Estos últimos años de enseñar lo que yo he aprendido como cierto han sido los años de mayor gozo, paz, valentía y libertad de mi vida. Conocí a Panache Desai y jamás volví a ser la misma después de una conversación sobre el destino y el libre albedrío que tuve con él. Conocí a Byron Katie, la mujer que se convertiría en mi maestra, mi inspiración y en mi espejo más claro. Gracias a su herramienta “The Work” descubrí como escuchar las respuestas en mi interior y vivirlas. Me liberó del miedo de sentir dolor y me ensenó que el dolor es el regalo más preciado pues ahí es donde entra la luz. Inicié mi proceso de certificación con ella hace un poco más de un año. Ha sido un proceso liberador. Al cuestionar mis pensamientos encuentro mi Verdad y mi paz. A eso me dedico hoy, a dejar ir mis miedos y creencias limitantes para emanar la luz que soy. Es un proceso diario, de momento a momento, pero no hay nada más gratificante que saber que lo que se presenta en mi vida no sólo es lo que necesito si no lo que yo quiero que suceda también (a nivel de alma).

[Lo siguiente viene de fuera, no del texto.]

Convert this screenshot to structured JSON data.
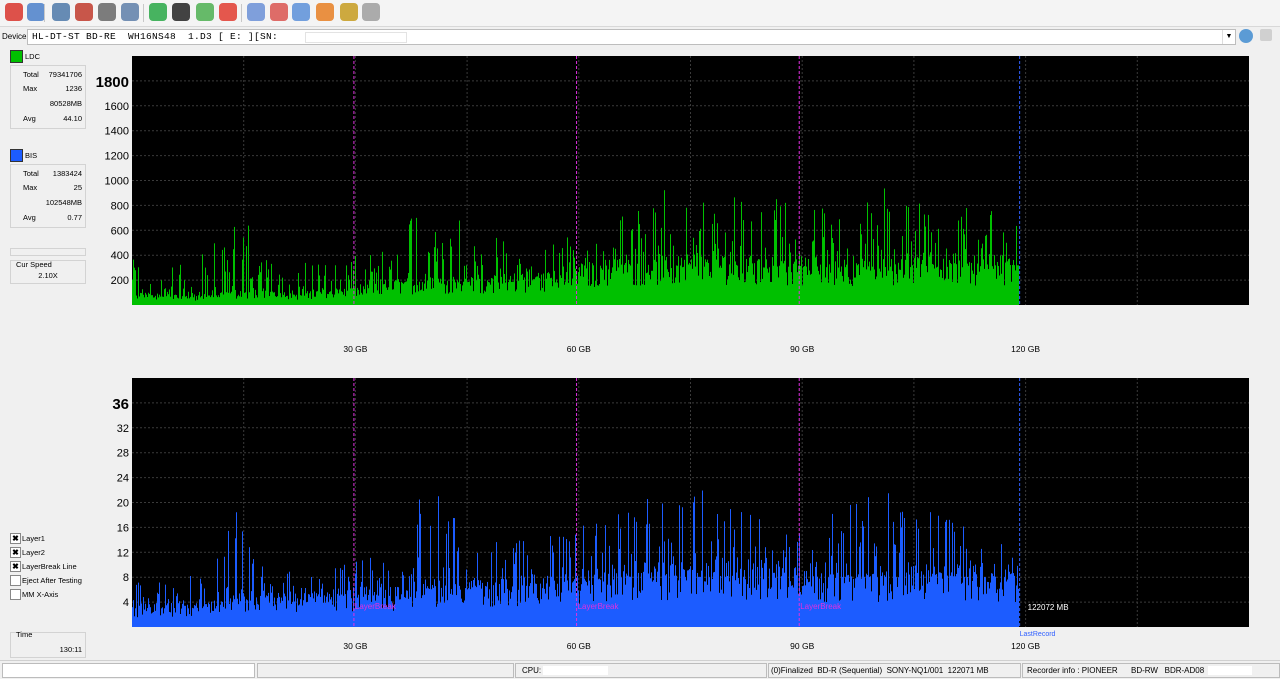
{
  "toolbar": {
    "buttons": [
      {
        "name": "exit-icon",
        "color": "#d8342c"
      },
      {
        "name": "wand-icon",
        "color": "#4a7fc9"
      },
      {
        "name": "monitor-icon",
        "color": "#4c78a8"
      },
      {
        "name": "drive-red-icon",
        "color": "#c0392b"
      },
      {
        "name": "drive-gray-icon",
        "color": "#666666"
      },
      {
        "name": "compare-icon",
        "color": "#5d7ea8"
      },
      {
        "name": "refresh-icon",
        "color": "#28a745"
      },
      {
        "name": "disc-icon",
        "color": "#222222"
      },
      {
        "name": "shield-disc-icon",
        "color": "#4caf50"
      },
      {
        "name": "stop-icon",
        "color": "#e03b2f"
      },
      {
        "name": "blue-disc-icon",
        "color": "#6a8fd6"
      },
      {
        "name": "eraser-icon",
        "color": "#d9534f"
      },
      {
        "name": "globe-icon",
        "color": "#5a8fd8"
      },
      {
        "name": "fire-icon",
        "color": "#e67e22"
      },
      {
        "name": "chart-icon",
        "color": "#c59b1e"
      },
      {
        "name": "save-icon",
        "color": "#9e9e9e"
      }
    ]
  },
  "device": {
    "label": "Device:",
    "value": "HL-DT-ST BD-RE  WH16NS48  1.D3 [ E: ][SN:                ]"
  },
  "ldc": {
    "label": "LDC",
    "color": "#00c000",
    "stats": [
      {
        "k": "Total",
        "v": "79341706"
      },
      {
        "k": "Max",
        "v": "1236"
      },
      {
        "k": "",
        "v": "80528MB"
      },
      {
        "k": "Avg",
        "v": "44.10"
      }
    ]
  },
  "bis": {
    "label": "BIS",
    "color": "#1c5cff",
    "stats": [
      {
        "k": "Total",
        "v": "1383424"
      },
      {
        "k": "Max",
        "v": "25"
      },
      {
        "k": "",
        "v": "102548MB"
      },
      {
        "k": "Avg",
        "v": "0.77"
      }
    ]
  },
  "speed": {
    "label": "Cur Speed",
    "value": "2.10X"
  },
  "options": [
    {
      "label": "Layer1",
      "checked": true
    },
    {
      "label": "Layer2",
      "checked": true
    },
    {
      "label": "LayerBreak Line",
      "checked": true
    },
    {
      "label": "Eject After Testing",
      "checked": false
    },
    {
      "label": "MM X-Axis",
      "checked": false
    }
  ],
  "time": {
    "label": "Time",
    "value": "130:11"
  },
  "chart_data": [
    {
      "type": "bar",
      "title": "LDC",
      "xlabel": "",
      "ylabel": "",
      "xlim": [
        0,
        150
      ],
      "ylim": [
        0,
        2000
      ],
      "x_ticks": [
        "30 GB",
        "60 GB",
        "90 GB",
        "120 GB"
      ],
      "x_tick_values": [
        30,
        60,
        90,
        120
      ],
      "y_ticks": [
        "200",
        "400",
        "600",
        "800",
        "1000",
        "1200",
        "1400",
        "1600",
        "1800"
      ],
      "y_tick_values": [
        200,
        400,
        600,
        800,
        1000,
        1200,
        1400,
        1600,
        1800
      ],
      "layer_breaks": [
        29.8,
        59.7,
        89.6
      ],
      "last_record": 119.2,
      "series": [
        {
          "name": "LDC",
          "color": "#00c000",
          "profile": [
            [
              0,
              80,
              420
            ],
            [
              5,
              70,
              330
            ],
            [
              10,
              70,
              430
            ],
            [
              14,
              90,
              930
            ],
            [
              18,
              110,
              420
            ],
            [
              22,
              80,
              410
            ],
            [
              26,
              110,
              350
            ],
            [
              30,
              110,
              450
            ],
            [
              35,
              160,
              500
            ],
            [
              40,
              180,
              1180
            ],
            [
              45,
              180,
              620
            ],
            [
              50,
              180,
              560
            ],
            [
              55,
              200,
              560
            ],
            [
              60,
              260,
              650
            ],
            [
              65,
              300,
              720
            ],
            [
              70,
              310,
              980
            ],
            [
              75,
              300,
              800
            ],
            [
              80,
              320,
              880
            ],
            [
              85,
              300,
              900
            ],
            [
              90,
              310,
              860
            ],
            [
              95,
              300,
              760
            ],
            [
              100,
              300,
              1230
            ],
            [
              105,
              320,
              820
            ],
            [
              110,
              300,
              900
            ],
            [
              115,
              310,
              780
            ],
            [
              119,
              320,
              680
            ]
          ]
        }
      ]
    },
    {
      "type": "bar",
      "title": "BIS",
      "xlabel": "",
      "ylabel": "",
      "xlim": [
        0,
        150
      ],
      "ylim": [
        0,
        40
      ],
      "x_ticks": [
        "30 GB",
        "60 GB",
        "90 GB",
        "120 GB"
      ],
      "x_tick_values": [
        30,
        60,
        90,
        120
      ],
      "y_ticks": [
        "4",
        "8",
        "12",
        "16",
        "20",
        "24",
        "28",
        "32",
        "36"
      ],
      "y_tick_values": [
        4,
        8,
        12,
        16,
        20,
        24,
        28,
        32,
        36
      ],
      "layer_breaks": [
        29.8,
        59.7,
        89.6
      ],
      "last_record": 119.2,
      "layer_break_label": "LayerBreak",
      "last_record_label": "LastRecord",
      "last_record_value": "122072 MB",
      "series": [
        {
          "name": "BIS",
          "color": "#1c5cff",
          "profile": [
            [
              0,
              3,
              8
            ],
            [
              5,
              3,
              7
            ],
            [
              10,
              3,
              10
            ],
            [
              14,
              4,
              19
            ],
            [
              18,
              5,
              10
            ],
            [
              22,
              4,
              9
            ],
            [
              26,
              5,
              10
            ],
            [
              30,
              5,
              11
            ],
            [
              35,
              5,
              12
            ],
            [
              40,
              6,
              24
            ],
            [
              45,
              6,
              15
            ],
            [
              50,
              6,
              14
            ],
            [
              55,
              7,
              15
            ],
            [
              60,
              7,
              16
            ],
            [
              65,
              8,
              19
            ],
            [
              70,
              8,
              22
            ],
            [
              75,
              8,
              23
            ],
            [
              80,
              8,
              20
            ],
            [
              85,
              8,
              19
            ],
            [
              90,
              8,
              19
            ],
            [
              95,
              8,
              18
            ],
            [
              100,
              8,
              25
            ],
            [
              105,
              8,
              18
            ],
            [
              110,
              8,
              20
            ],
            [
              115,
              8,
              17
            ],
            [
              119,
              8,
              14
            ]
          ]
        }
      ]
    }
  ],
  "statusbar": {
    "cpu_label": "CPU:",
    "disc_info": "(0)Finalized  BD-R (Sequential)  SONY-NQ1/001  122071 MB",
    "recorder_label": "Recorder info : PIONEER",
    "recorder_model": "BD-RW   BDR-AD08"
  }
}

Ese Amor Perfecto que me puso en este camino increíble sin duda me ha ido contestando mis preguntas. No como quería ni de una forma fácil pero como era necesario. Así funciona esta Inteligencia Universal, no sólo en mi vida si no en la de toda la humanidad. Nos da siempre las circunstancias y relaciones perfectas para regresarnos al Amor que radica en nuestro interior.

Este espacio es para compartirles mi experiencia y lo que me ha funcionado a mi. Aquellos que se sientan inspirados a dejar ir conmigo, les doy la bienvenida a mi mente y a mi corazón (que son los suyos).